Master Your Calendar
Create an annual compliance calendar with these key dates:
Your company's incorporation anniversary.
The 42-day deadline for your Annual Return that follows.
Your company's financial year-end.
The relevant Block Extension Scheme deadline for your Profits Tax Return.
Lean on the Pros
View your Company Secretary and Auditor/Tax Representative as strategic partners, not just costs.
A good Company Secretary will ensure your Annual Return is filed flawlessly and on time.
A qualified Tax Representative gives you access to the deadline extension and ensures your tax calculations are accurate.
An experienced Auditor is mandatory for signing off on the financial statements your PTR requires.
Record Keeping
Meticulous record-keeping is the foundation of good compliance.
Keep your statutory registers (of members, directors, etc.) updated with your Company Secretary.
Preserve all financial records—invoices, bank statements, receipts, contracts—for at least seven years.
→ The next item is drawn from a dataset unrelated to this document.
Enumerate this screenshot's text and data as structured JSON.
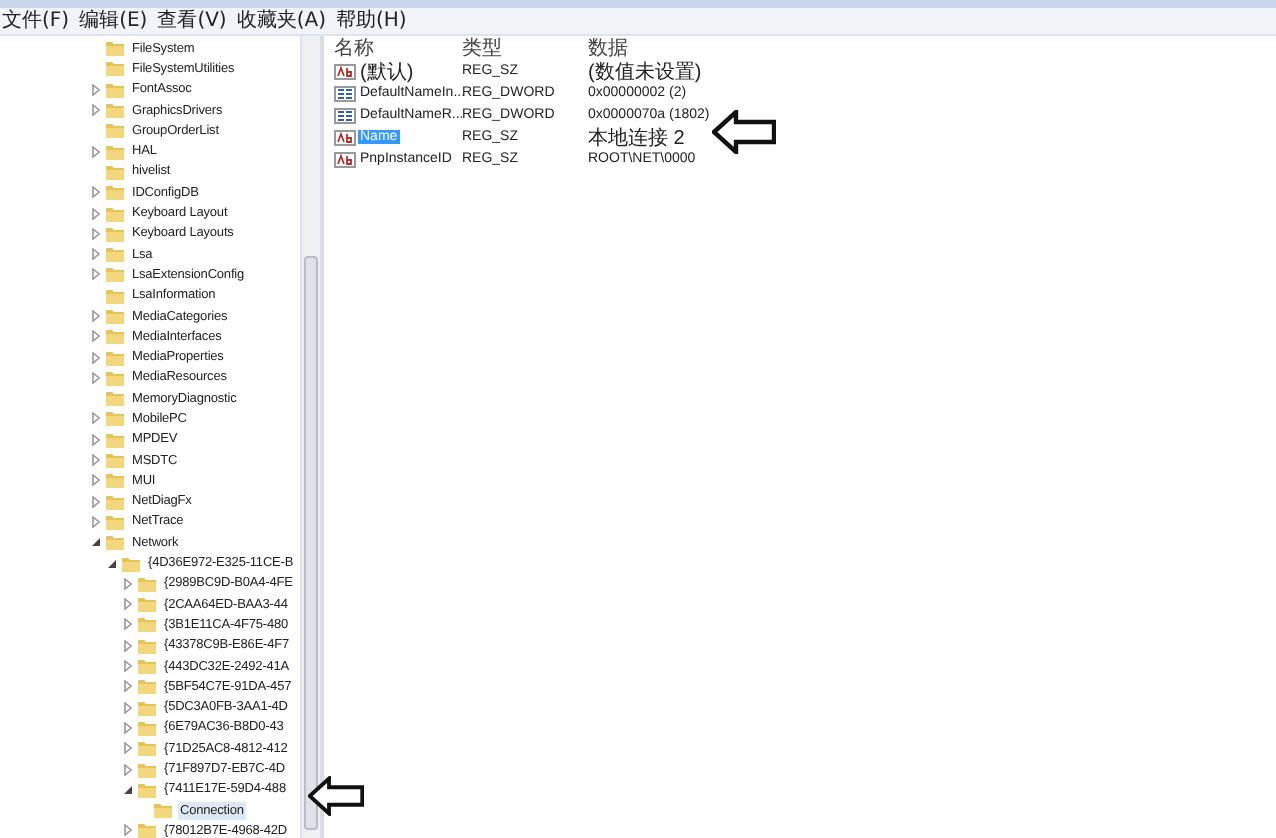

Cloud accounting software can be a lifesaver here.
Checklist for New Companies
[ ] Appoint a qualified Company Secretary immediately upon incorporation.
[ ] Decide on your company's financial year-end.
[ ] Mark your first incorporation anniversary on the calendar and the 42-day AR deadline after it.
[ ] Mark 18 months from your incorporation date—this is when your first PTR is likely to arrive.
[ ] Engage an auditor and tax representative well before your first PTR is due.
Annual Checklist for Established Companies
[ ] After your incorporation anniversary, confirm the 42-day deadline for the Annual Return.
[ ] Send any updates on directors or shareholders to your Company Secretary.
[ ] Ensure your Company Secretary files Form NAR1 on time.
[ ] After your financial year-end, kick off the annual audit process with your CPA.
[ ] When the PTR arrives (usually in April), forward it to your tax representative.
[ ] Provide your signed, audited financial statements to your tax representative for filing.
[ ] Confirm the PTR has been filed before the Block Extension deadline.
By understanding the distinct roles of the Annual Return and the Profits Tax Return, and by putting a clear system in place, you can turn compliance from a source of stress into a seamless part of running a successful and credible Hong Kong business.